Epidemiologists: Coronavirus survival rates in the United States haven't improved since the summer

It’s true that better treatments are now available, but their impact isn’t nearly big enough to avoid an impending surge of deaths, expected to soon exceed 2,000 a day in the United States. And while the case fatality rate declined early in the pandemic, it hasn’t budged since the summer.

“It’s been rock solid stable since July, around 1.7 percent,” said David Dowdy, an associate professor at the Johns Hopkins Bloomberg School of Public Health. “If anything, I think there is a concern it will go up again because we’re seeing hospitals reaching their capacity.”
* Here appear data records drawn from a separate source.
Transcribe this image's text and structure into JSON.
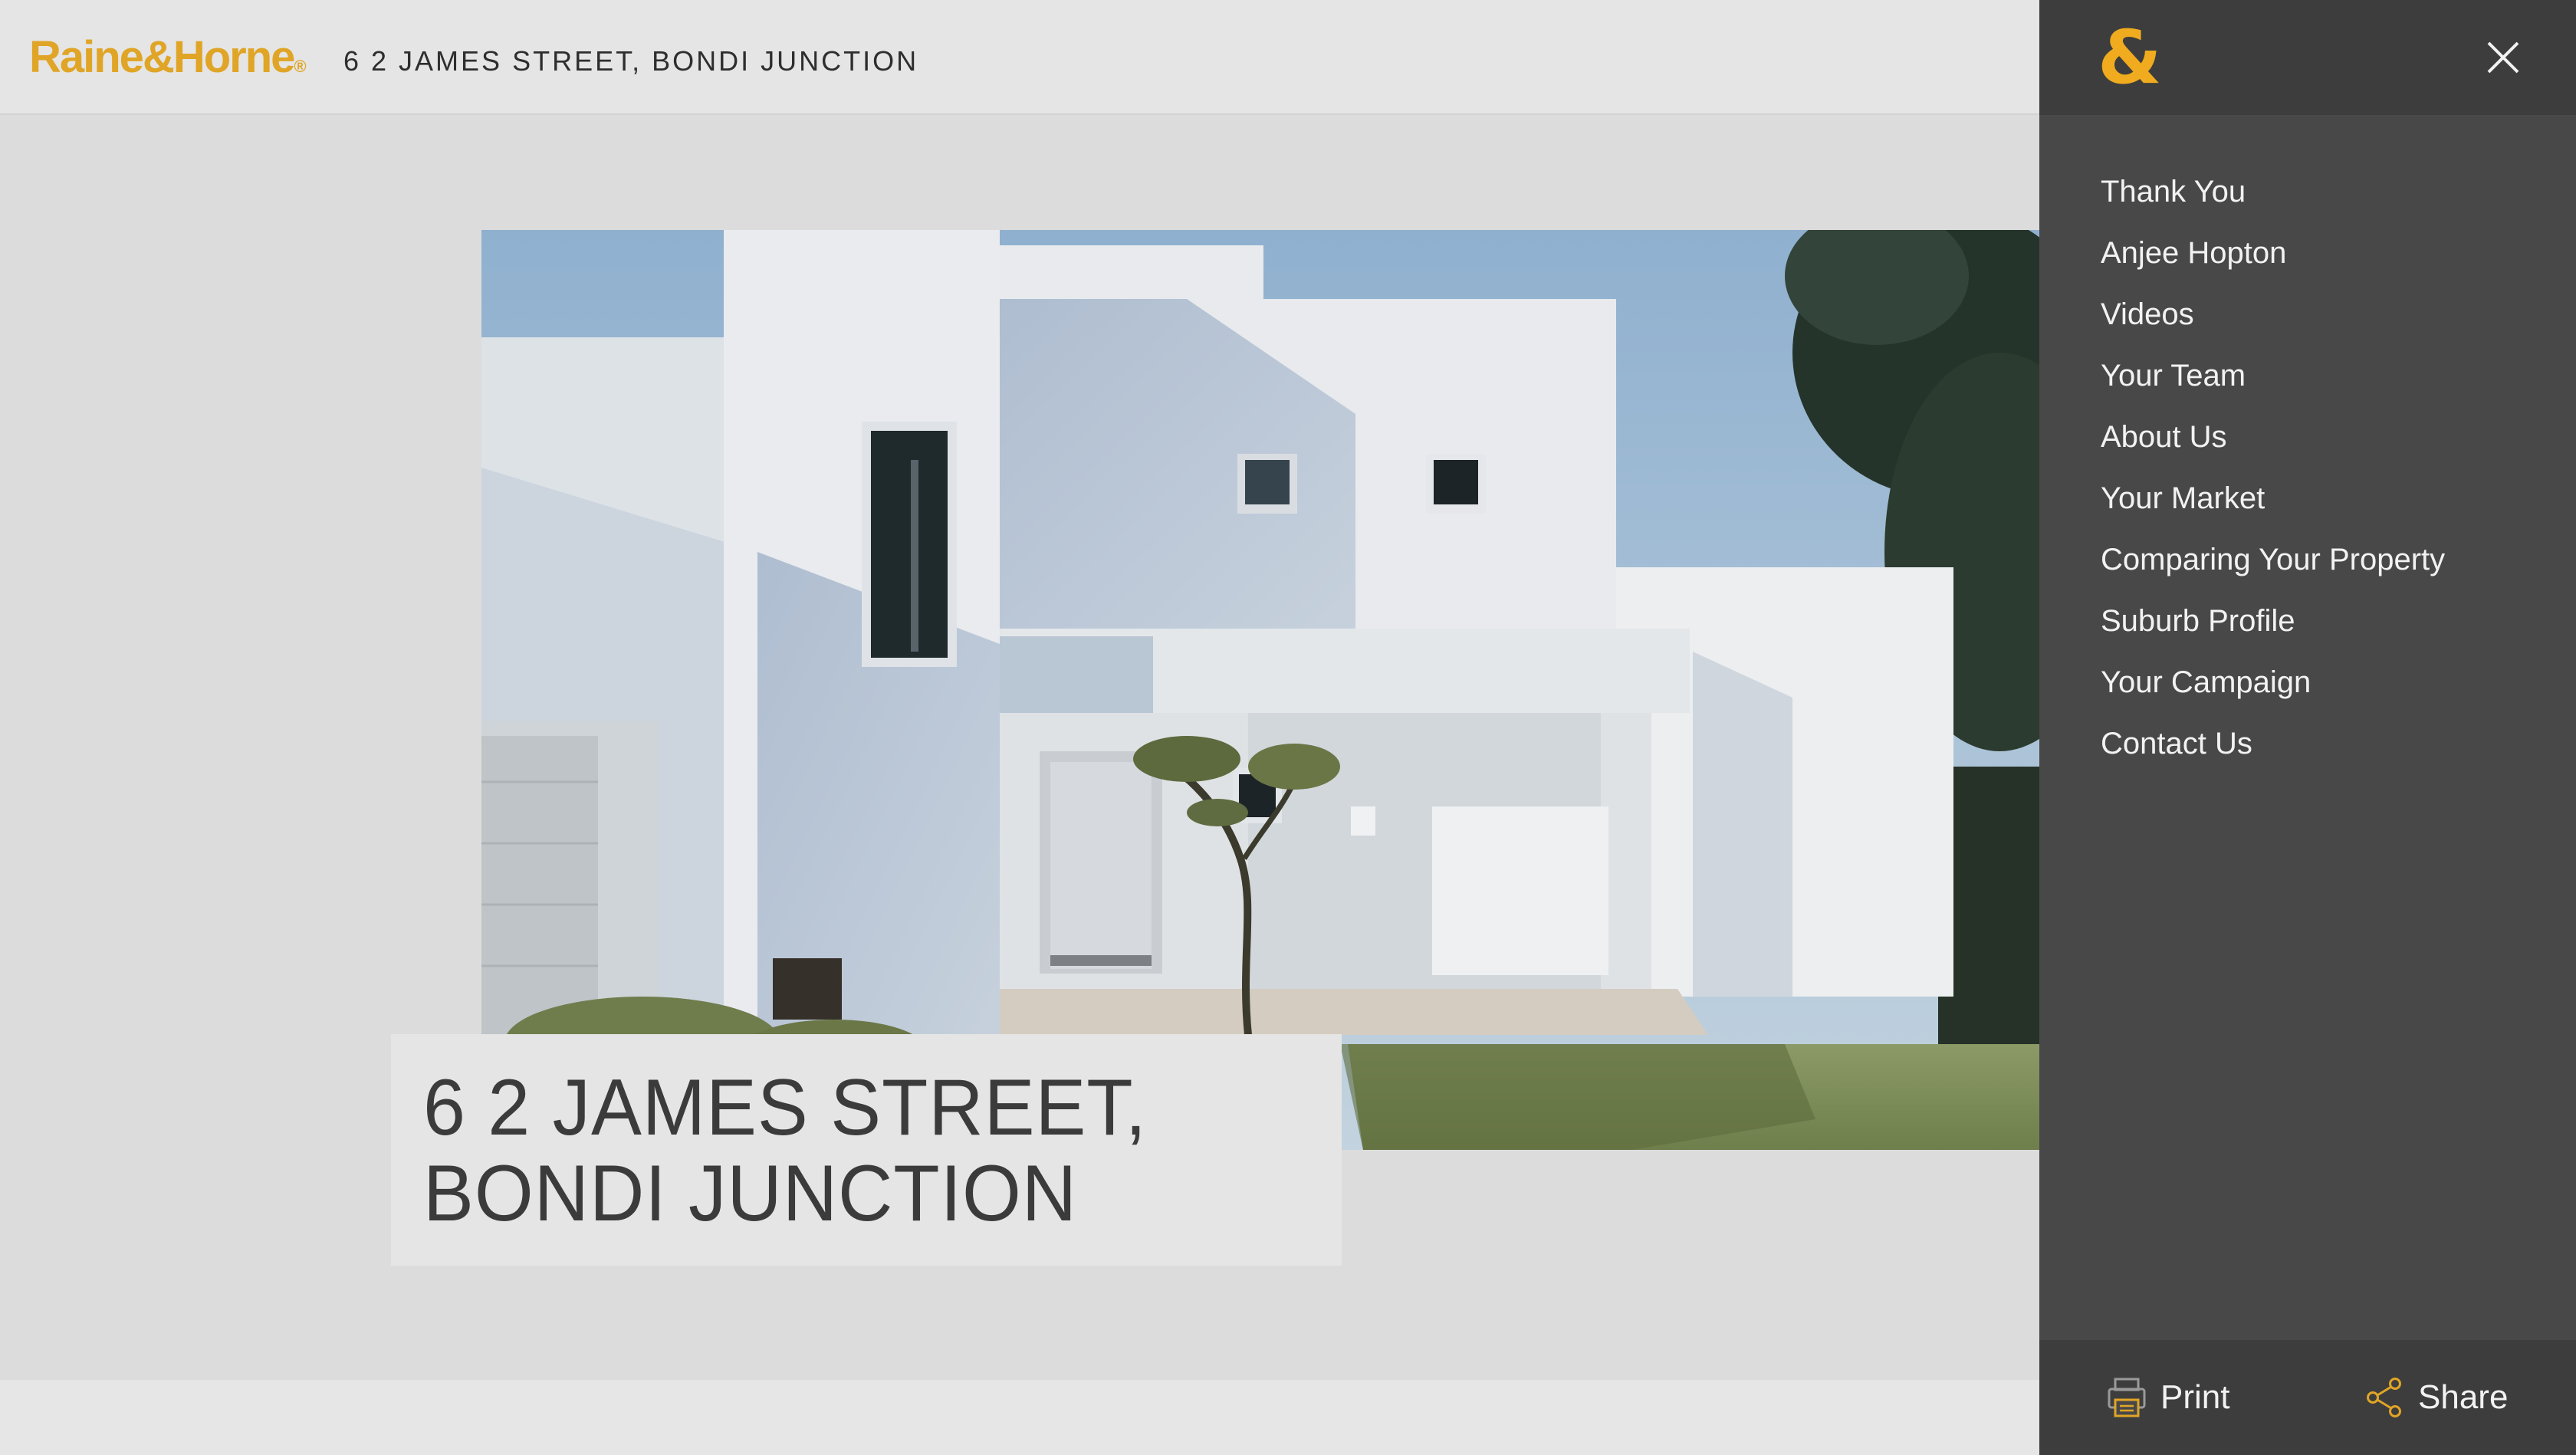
{
  "header": {
    "logo_text": "Raine&Horne",
    "logo_mark": "®",
    "address": "6 2 JAMES STREET, BONDI JUNCTION"
  },
  "hero": {
    "image": "modern-white-house-photo",
    "title_line1": "6 2 JAMES STREET,",
    "title_line2": "BONDI JUNCTION"
  },
  "menu": {
    "brand_mark": "&",
    "close_icon": "close-icon",
    "items": [
      {
        "label": "Thank You"
      },
      {
        "label": "Anjee Hopton"
      },
      {
        "label": "Videos"
      },
      {
        "label": "Your Team"
      },
      {
        "label": "About Us"
      },
      {
        "label": "Your Market"
      },
      {
        "label": "Comparing Your Property"
      },
      {
        "label": "Suburb Profile"
      },
      {
        "label": "Your Campaign"
      },
      {
        "label": "Contact Us"
      }
    ],
    "footer": {
      "print_label": "Print",
      "share_label": "Share",
      "print_icon": "printer-icon",
      "share_icon": "share-icon"
    }
  },
  "colors": {
    "brand": "#e0a526",
    "menu_bg": "#484848",
    "menu_bar_bg": "#3d3d3d",
    "page_bg": "#dcdcdc"
  }
}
Trevor Bedform, a genomic epidemiologist at the Fred Hutchsinson Cancer Research Center, found there have been no improvements in the death rates since August. Since then, the death rate among those diagnosed with covid-19 has averaged 1.8 percent, he told The Atlantic.“This rate is a major improvement, down more than tenfold from the earliest days of the pandemic, when deaths were high and the extreme limits on coronavirus testing held down the number of diagnosed cases,” The Atlantic's Alexis C. Madrigal and Whet Moser write. “But in this new phase of the pandemic, when testing is more widely available and a much higher proportion of cases are diagnosed to begin with, it is also terrible, terrible news.”

The antibody treatments from Eli Lilly and Regeneron are the most promising treatments so far. But they’re in short supply and difficult to administer, so they’re not going to be a magic bullet for saving the nation from a massive death toll this winter.